Computational Model-Based Functional Magnetic Resonance Imaging of Reinforcement Learning in Humans
Abstract
The aim of this thesis is to determine the changes in BOLD signal of the human
brain during various stages of reinforcement learning. In order to accomplish that
goal two probabilistic reinforcement-learning tasks were developed and assessed
with healthy participants by using functional magnetic resonance imaging (fMRI).
For both experiments the brain imaging data of the participants were analysed by
using a combination of univariate and model–based techniques.
In Experiment 1 there were three types of stimulus-response pairs where
they predict either a reward, a neutral or a monetary loss outcome with a certain
probability. The Experiment 1 tested the following research questions: Where does
the activity occur in the brain for expecting and receiving a monetary reward and a
punishment ? Does avoiding a loss outcome activate similar brain regions as gain
outcomes and vice a verse does avoiding a reward outcome activate similar brain
regions as loss outcomes? Where in the brain prediction errors, and predictions
for rewards and losses are calculated? What are the neural correlates of reward and
loss predictions for reward and loss during early and late phases in learning? The
results of the Experiment 1 have shown that expectation for reward and losses
activate overlapping brain areas mainly in the anterior cingulate cortex and basal
ganglia but outcomes of rewards and losses activate separate brain regions,
outcomes of losses mainly activate insula and amygdala whereas reward activate
bilateral medial frontal gyrus. The model-based analysis also revealed early versus
late learning related changes. It was found that predicted-value in early trials is
coded in the ventro-medial orbito frontal cortex but later in learning the activation
for the predicted value was found in the putamen.

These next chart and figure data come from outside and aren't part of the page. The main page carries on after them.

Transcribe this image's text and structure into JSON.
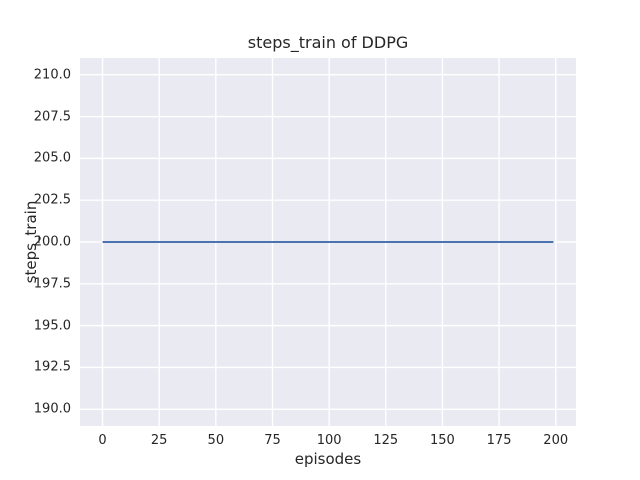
{
  "chart_data": {
    "type": "line",
    "title": "steps_train of DDPG",
    "xlabel": "episodes",
    "ylabel": "steps_train",
    "xlim": [
      -9.95,
      208.95
    ],
    "ylim": [
      189,
      211
    ],
    "xticks": [
      0,
      25,
      50,
      75,
      100,
      125,
      150,
      175,
      200
    ],
    "xtick_labels": [
      "0",
      "25",
      "50",
      "75",
      "100",
      "125",
      "150",
      "175",
      "200"
    ],
    "yticks": [
      190,
      192.5,
      195,
      197.5,
      200,
      202.5,
      205,
      207.5,
      210
    ],
    "ytick_labels": [
      "190.0",
      "192.5",
      "195.0",
      "197.5",
      "200.0",
      "202.5",
      "205.0",
      "207.5",
      "210.0"
    ],
    "grid": true,
    "legend": "none",
    "series": [
      {
        "name": "steps_train",
        "color": "#4c72b0",
        "x": [
          0,
          199
        ],
        "y": [
          200,
          200
        ],
        "note": "constant value 200 across all episodes 0-199"
      }
    ],
    "colors": {
      "figure_background": "#ffffff",
      "axes_background": "#eaeaf2",
      "grid_color": "#ffffff",
      "text_color": "#262626",
      "line_color": "#4c72b0"
    }
  }
}
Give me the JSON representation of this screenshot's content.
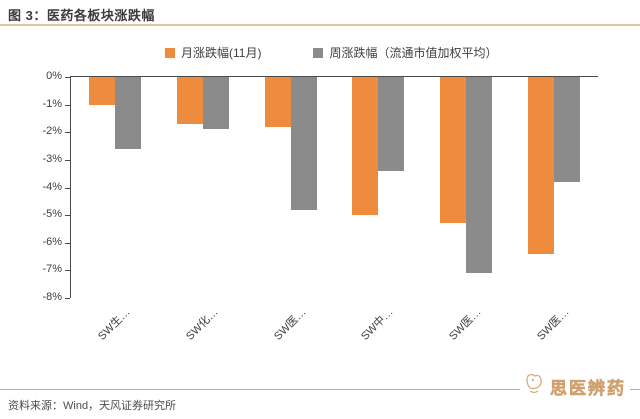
{
  "header": {
    "title": "图 3：医药各板块涨跌幅"
  },
  "chart_data": {
    "type": "bar",
    "categories": [
      "SW生…",
      "SW化…",
      "SW医…",
      "SW中…",
      "SW医…",
      "SW医…"
    ],
    "series": [
      {
        "name": "月涨跌幅(11月)",
        "color": "#ef8b3d",
        "values": [
          -1.0,
          -1.7,
          -1.8,
          -5.0,
          -5.3,
          -6.4
        ]
      },
      {
        "name": "周涨跌幅（流通市值加权平均）",
        "color": "#8b8b8b",
        "values": [
          -2.6,
          -1.9,
          -4.8,
          -3.4,
          -7.1,
          -3.8
        ]
      }
    ],
    "title": "医药各板块涨跌幅",
    "xlabel": "",
    "ylabel": "",
    "ylim": [
      -8,
      0
    ],
    "ytick_step": 1,
    "ytick_labels": [
      "0%",
      "-1%",
      "-2%",
      "-3%",
      "-4%",
      "-5%",
      "-6%",
      "-7%",
      "-8%"
    ],
    "grid": false,
    "legend_position": "top"
  },
  "colors": {
    "header_rule": "#e4c79f",
    "footer_rule": "#ee9f6e",
    "axis": "#4a4a4a",
    "month_bar": "#ef8b3d",
    "week_bar": "#8b8b8b",
    "logo": "#d8ab7f"
  },
  "footer": {
    "source": "资料来源：Wind，天风证券研究所",
    "logo_text": "思医辨药"
  }
}
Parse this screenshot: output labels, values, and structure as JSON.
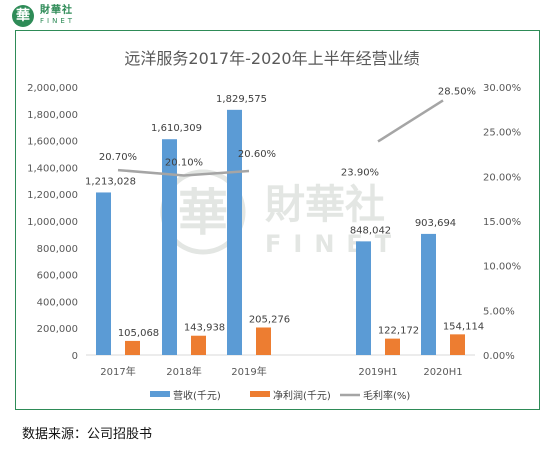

The second experiment was designed to find out the differences in
processing novel versus familiar reward-predictive stimuli. The results revealed that dorso-lateral prefrontal cortex and several regions in the parietal cortex
showed greater activation for novel stimuli than for familiar stimuli. As an
extension to the fourth research question of Experiment 1, reward predictedvalues
of the conditional stimuli and prediction errors of unconditional stimuli
were also assessed in Experiment 2. The results revealed that during learning there
is a significant activation of the prediction error mainly in the ventral striatum with
extension to various cortical regions but for familiar stimuli no prediction error
activity was observed. Moreover, predicted values for novel stimuli activate mainly
ventro-medial orbito frontal cortex and precuneus whereas the predicted value of
familiar stimuli activates putamen. The results of Experiment 2 for the predictedvalues
reviewed together with the early versus later predicted values in Experiment
1 suggest that during learning of CS-US pairs activation in the brain shifts from
ventro-medial orbito frontal structures to sensori-motor parts of the striatum.